I was supposed to run 14 miles as part of my marathon training plan, and I failed miserably. I was also supposed to do a long bike ride in preparation for my bike race at the end of the month, but the longest I rode was 12 miles to get to Brian’s finish line, and even that required far more energy than I had in me.
I was hardly the “spectator extraordinaire” I wanted to be for Brian. Though I can tell you where every public restroom is in the entire Windham/Hunter Mountain area. Impressive? Duh.
As you probably know, being negative isn’t really my thing. I can pretty much always put a positive spin on any situation.
But that’s getting harder every time I wake up in pain, either in my stomach or my joints, or every time I have to bail on social plans because I can’t fathom leaving my apartment. I’ve probably missed more work days in the past two months than I’ve actually attended, and I haven’t completed a bathroom stop-free run since marathon training began.
It’s defeating and it’s embarrassing, and I’m tired of writing about it. (Don’t worry, I realize that you’re probably tired of reading about it as well. I get it. It’s cool.) I’m tired of living it and I’m tired of feeling like I don’t have a whole lot of control over my own life.
I’m wildly excited to meet with this new doctor tomorrow afternoon. I’ve researched him extensively, and I’m feeling optimistic that together we’ll find a treatment plan that can kick these flare-ups away for a while.

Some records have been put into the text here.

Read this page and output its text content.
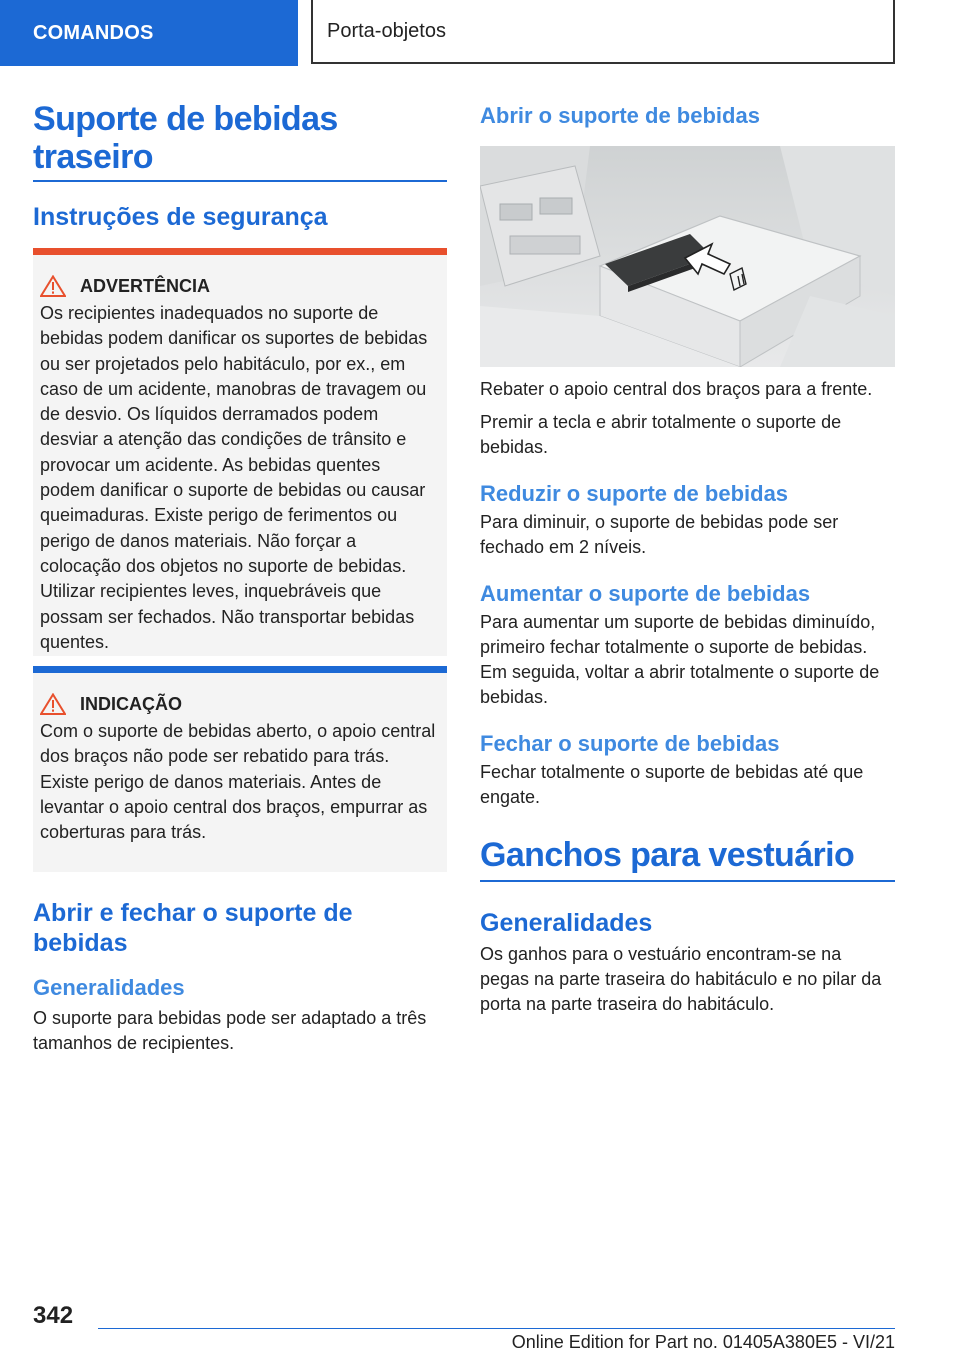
COMANDOS	Porta-objetos
Suporte de bebidas traseiro
Instruções de segurança
ADVERTÊNCIA

Os recipientes inadequados no suporte de bebidas podem danificar os suportes de bebidas ou ser projetados pelo habitáculo, por ex., em caso de um acidente, manobras de travagem ou de desvio. Os líquidos derramados podem desviar a atenção das condições de trânsito e provocar um acidente. As bebidas quentes podem danificar o suporte de bebidas ou causar queimaduras. Existe perigo de ferimentos ou perigo de danos materiais. Não forçar a colocação dos objetos no suporte de bebidas. Utilizar recipientes leves, inquebráveis que possam ser fechados. Não transportar bebidas quentes.

INDICAÇÃO

Com o suporte de bebidas aberto, o apoio central dos braços não pode ser rebatido para trás. Existe perigo de danos materiais. Antes de levantar o apoio central dos braços, empurrar as coberturas para trás.

Abrir e fechar o suporte de bebidas
Generalidades

O suporte para bebidas pode ser adaptado a três tamanhos de recipientes.

Abrir o suporte de bebidas

Rebater o apoio central dos braços para a frente.

Premir a tecla e abrir totalmente o suporte de bebidas.

Reduzir o suporte de bebidas

Para diminuir, o suporte de bebidas pode ser fechado em 2 níveis.

Aumentar o suporte de bebidas

Para aumentar um suporte de bebidas diminuído, primeiro fechar totalmente o suporte de bebidas. Em seguida, voltar a abrir totalmente o suporte de bebidas.

Fechar o suporte de bebidas

Fechar totalmente o suporte de bebidas até que engate.

Ganchos para vestuário
Generalidades

Os ganhos para o vestuário encontram-se na pegas na parte traseira do habitáculo e no pilar da porta na parte traseira do habitáculo.

342
Online Edition for Part no. 01405A380E5 - VI/21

Until that happens, though, I’m feeling pretty crushed. And I hate feeling that way. I promise I’ve tried to see the positive in all this.
“What doesn’t kill you makes you stronger.”
“It could be so much worse.”
“Many people have it far tougher than you do.”
“Your runs may require 400 bathroom stops, but at least you have legs and you can run.”
Trust me, I’ve tried. Those little sayings aren’t doing the trick anymore.
I realize how much I’m whining, and I realize how trivial my problems seem. I recognize that at the end of the day, I still have a great job, a roof over my head and clean Brita water chilling in my fridge. I have an incredible family and wonderful friends, and I’m surrounded by good people who understand (or at least sympathize with) what I’m going through when I get sick.
I also know that, in spite of its difficulties, 2012 hasn’t been all bad.
This year is challenging me and teaching me a lot. Being sick forces me to re-examine my priorities, and it makes me look at things a little differently. I’m learning to go easier on myself (um, and others…) and I’m learning what’s worthy of my stress (work, money, making family a priority) and what’s not (everything else).
2012 has also brought some great stuff, so now that I’ve whined my little heart out, let’s remember the good things…
So that’s what’s been on my mind. I always said I’d keep my blog happy and positive — but I also said I wouldn’t lie to you. As much as I want to be like “I’m still sick, but it’s OK because I know I’ll get better!” right now I’m stuck in a state of frustration.
I’m sure I’ll snap out of it soon enough, and then I’ll get to re-read this and wonder why I was such a pissy brat. For now, though, I’m declaring 2012 as a rough one.
My hopes are high for the rest of the year, though.
It’s going to get better.
I hope so. Because I really hate complaining.